There is every reason to believe that similar reductions in numbers could occur along the tanker route from Valdez to Puget Sound, with localized extirpation of colonies. Even more disastrous, however, would be an inopportune well blowout or other major spill in arctic waters. Massed concentrations of birds, already stressed by severe weather and food shortages, would be extremely vulnerable to this type of situation.

As pointed out by Nelson-Smith (1972), peculiarities of bird behavior determine, to some extent, the vulnerability of a species to oil spills. Auks, murrelets, and puffins (all Alcidae), loons (Gavia spp.), grebes (Podiceps spp.), and diving ducks may be most susceptible to oiling. Auks and loons, because they float low in the water, may more readily become completely covered by oil. Diving species that become flightless during their molt, such as alcids and waterfowl, or which do not fly because of social bonds between adults and flightless young (common murre) and spend most of their lives on the water, would be particularly vulnerable (J. M. Scott, comments by Pacific Seabird Group on U.S. Department of the Interior Draft Environmental Statement 74-90). All divers can easily surface into oil, and their reaction is to dive again, which in a large spill could result in surfacing into more oil. Phalaropes (Phalaropus spp.), which flock to feed in eddies which concentrate drift, may similarly be vulnerable to adverse effects of oil that would also concentrate in these areas. On the other hand, gulls swimming along the surface are likely to take wing before becoming seriously contaminated.

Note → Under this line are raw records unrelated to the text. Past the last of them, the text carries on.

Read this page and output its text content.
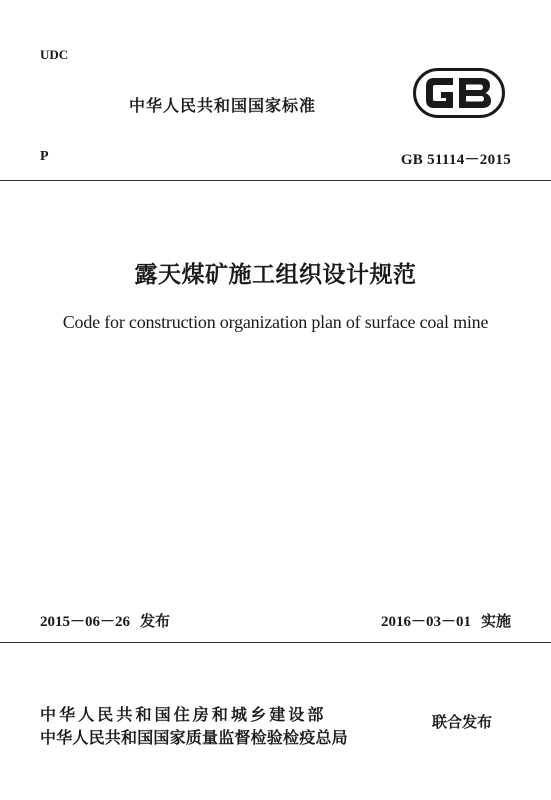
UDC
中华人民共和国国家标准
P	GB 51114－2015
露天煤矿施工组织设计规范
Code for construction organization plan of surface coal mine
2015－06－26 发布	2016－03－01 实施
中华人民共和国住房和城乡建设部
中华人民共和国国家质量监督检验检疫总局
联合发布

Nelson-Smith (1972) reported that gannets (Morus bassana), which collected oiled sea-weed for building nest mounds, contaminated themselves and their eggs. Behavioral problems associated with oil spills can be more subtle, however, and Darling's (1938) conclusions that the display of adjacent males contributes to stimulation of the female during courtship in seabirds breeding in massed colonies, is a good example. If Darling was correct, this behavioral characteristic could further impede the recovery of a population of auks, for example, from mortalities resulting from catastrophic losses to spills.